ICHI Eyes 15% Revenue Growth in 2026 as Broker Bullish on Dividend Yield and Performance

On January 20, the share price of Ichitan Group Public Company Limited (SET: ICHI) surged. During the trading session, the price reached a high of THB 14.20 before closing at THB 13.90, an increase of THB 0.30 or 2.21%. Trading value exceeded THB 170.78 million following expectations that the 2026 dividend yield would remain high at 8%.

Tan Passakornnatee, CEO of ICHI, told “Kaohoon” that the rise in share price was likely due to market mechanisms. Regarding the overall performance in 2025, net profit continued to grow despite sales missing the target. The improved profit came from several factors, including reduced expenses, effective marketing strategies, and a one-time gain from land sales.

In 2025, the company set a total revenue target of THB 9.5 billion, representing a 10% increase from 2024’s total revenue of THB 8.67 billion.

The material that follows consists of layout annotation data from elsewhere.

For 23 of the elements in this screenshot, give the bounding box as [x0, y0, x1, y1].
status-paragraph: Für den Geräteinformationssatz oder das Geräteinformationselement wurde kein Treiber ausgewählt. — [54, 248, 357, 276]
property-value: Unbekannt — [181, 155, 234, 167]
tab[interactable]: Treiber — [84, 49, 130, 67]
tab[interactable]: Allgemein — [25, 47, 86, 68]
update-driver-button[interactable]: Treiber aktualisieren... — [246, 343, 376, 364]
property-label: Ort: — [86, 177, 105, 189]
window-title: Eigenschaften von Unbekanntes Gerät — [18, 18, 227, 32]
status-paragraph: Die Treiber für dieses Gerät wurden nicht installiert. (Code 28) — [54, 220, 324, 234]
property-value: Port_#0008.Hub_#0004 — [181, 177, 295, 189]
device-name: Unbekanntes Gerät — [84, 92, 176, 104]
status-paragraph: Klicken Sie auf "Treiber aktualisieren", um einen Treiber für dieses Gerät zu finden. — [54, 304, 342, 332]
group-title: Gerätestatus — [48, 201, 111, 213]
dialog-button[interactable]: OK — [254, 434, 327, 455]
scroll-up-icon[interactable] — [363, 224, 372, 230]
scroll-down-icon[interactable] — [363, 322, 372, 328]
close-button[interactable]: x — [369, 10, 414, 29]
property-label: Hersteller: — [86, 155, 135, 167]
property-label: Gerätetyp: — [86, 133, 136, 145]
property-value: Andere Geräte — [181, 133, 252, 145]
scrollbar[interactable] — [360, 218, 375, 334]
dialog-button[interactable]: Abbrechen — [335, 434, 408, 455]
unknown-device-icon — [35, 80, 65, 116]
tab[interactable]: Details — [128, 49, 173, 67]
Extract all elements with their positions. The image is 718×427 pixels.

For the first nine months of 2025, the company posted total revenue of THB 6.29 billion and a net profit of THB 1.01 billion.

For 2026, the company still targets continuous growth, setting a revenue growth goal of 10-15% from 2025, driven by both market expansion and new product launches. This will include products in the tea beverage segment as well as other non-tea beverages, with alkaline water continuing to be a strong seller.

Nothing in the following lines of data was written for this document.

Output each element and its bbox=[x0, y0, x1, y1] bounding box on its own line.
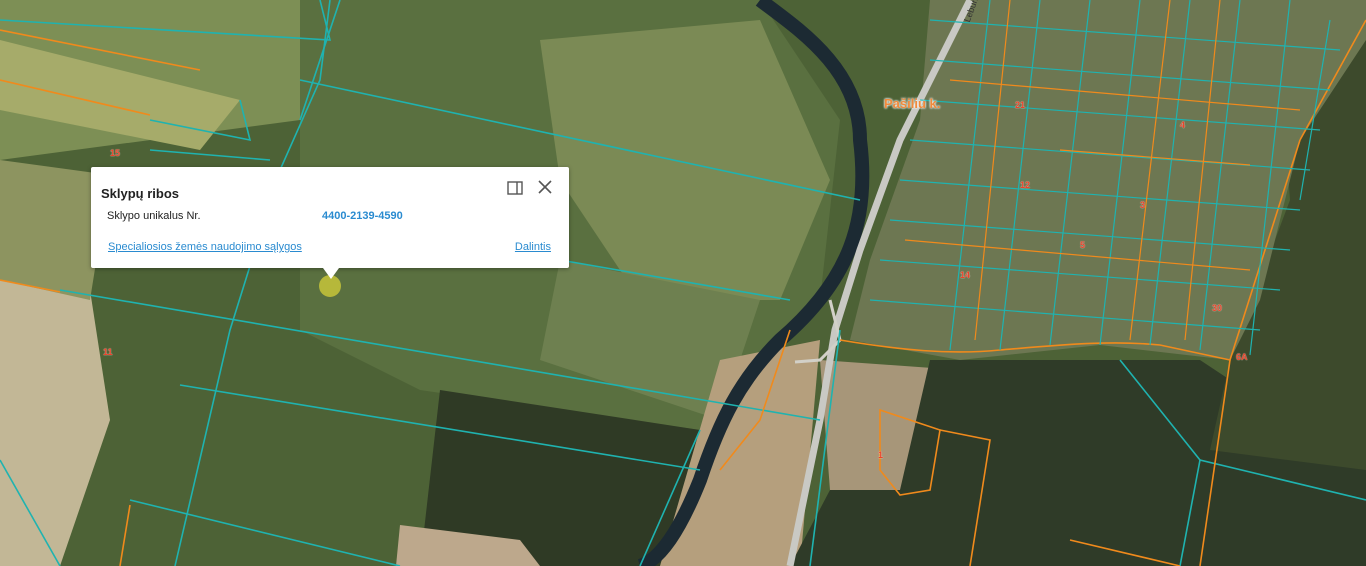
parcel-number: 5 bbox=[1080, 240, 1086, 250]
map-canvas[interactable] bbox=[0, 0, 1366, 566]
parcel-number: 3 bbox=[1140, 200, 1146, 210]
place-label: Pašiliu k. bbox=[884, 96, 941, 111]
parcel-number: 30 bbox=[1212, 303, 1223, 313]
parcel-id-label: Sklypo unikalus Nr. bbox=[107, 210, 201, 222]
parcel-number: 21 bbox=[1015, 100, 1026, 110]
popup-title: Sklypų ribos bbox=[101, 186, 180, 201]
parcel-number: 4 bbox=[1180, 120, 1186, 130]
parcel-number: 11 bbox=[103, 347, 113, 357]
parcel-number: 1 bbox=[878, 450, 884, 460]
close-icon[interactable] bbox=[537, 179, 553, 195]
expand-icon[interactable] bbox=[507, 181, 523, 195]
parcel-number: 12 bbox=[1020, 180, 1031, 190]
parcel-number: 15 bbox=[110, 148, 121, 158]
parcel-number: 14 bbox=[960, 270, 971, 280]
parcel-info-popup: Sklypų ribos Sklypo unikalus Nr. 4400-21… bbox=[91, 167, 569, 279]
land-use-conditions-link[interactable]: Specialiosios žemės naudojimo sąlygos bbox=[108, 241, 302, 253]
share-link[interactable]: Dalintis bbox=[515, 241, 551, 253]
popup-pointer bbox=[323, 268, 339, 279]
parcel-id-value: 4400-2139-4590 bbox=[322, 210, 403, 222]
parcel-number: 6A bbox=[1236, 352, 1248, 362]
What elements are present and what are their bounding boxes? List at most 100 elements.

Yuanta Securities (Thailand) maintained its “Buy” recommendation on ICHI, choosing it as the Top pick among beverage stocks for 2026 and keeping the fair value at THB 16.80 per share, based on a P/E (Price-to-Earnings ratio) valuation of 16.6 times.

The share price has risen 28.6% in the past six months, but the stock is still trading at a P/E of 13.3 times, which is considered not expensive. The dividend yield remains attractive at around 8% per year, with an expected second-half 2025 dividend of THB 0.50 per share.

The brokerage firm forecasts normal profit in 4Q25 in the range of THB 280-340 million, down from the previous quarter due to the winter season and typically higher year-end employee expenses, such as bonuses.

However, Yuanta expect 4Q25 profit to outperform the same period last year due to 1) higher revenue base following the launch of new large-bottle alkaline water products, continuous expansion of distribution channels, two more new SKUs in 4Q25, and strong OEM business income growth from a low base when production capacity was previously limited; and 2) a positive impact from the “Half-Half Plus” government measure, which boosted purchasing power.

The 4Q25 gross profit margin is expected to stay above 25%, slightly lower than the previous quarter following the U-rate, but still higher than the same period last year due to the company’s cost-saving strategies at the plant and a stronger focus on its own brands, supporting the product mix despite higher depreciation expenses from expanded production capacity earlier in 2025. The securities firm maintains their full-year normal profit forecast for 2025 at THB 1.24 billion, a 2.9% decline from last year.

Yuanta also expects normal profit in 1Q26 to return to growth both quarter-on-quarter and year-on-year due to the start of the summer season in March and the previous year’s low base, when the company had yet to launch the new alkaline water line or generate OEM or expanded distribution channel revenue. Additionally, the company is negotiating with a new major client for contract manufacturing, aiming to begin production and recognize revenue within 1Q26, which represents additional upside not yet included in forecasts.

For 2026, the analyst firm anticipate a normal profit of THB 1.32 billion, growing 6.3% from last year, driven by 1) a full year contribution from new products launched in 2025 and continued new product launches for both modern trade and traditional trade channels; 2) full-year OEM revenue recognition for IF, with further upside if IF expands orders or secures new clients; and 3) an expanding gross profit margin, reflecting lower plastic pellet prices in line with declining oil prices.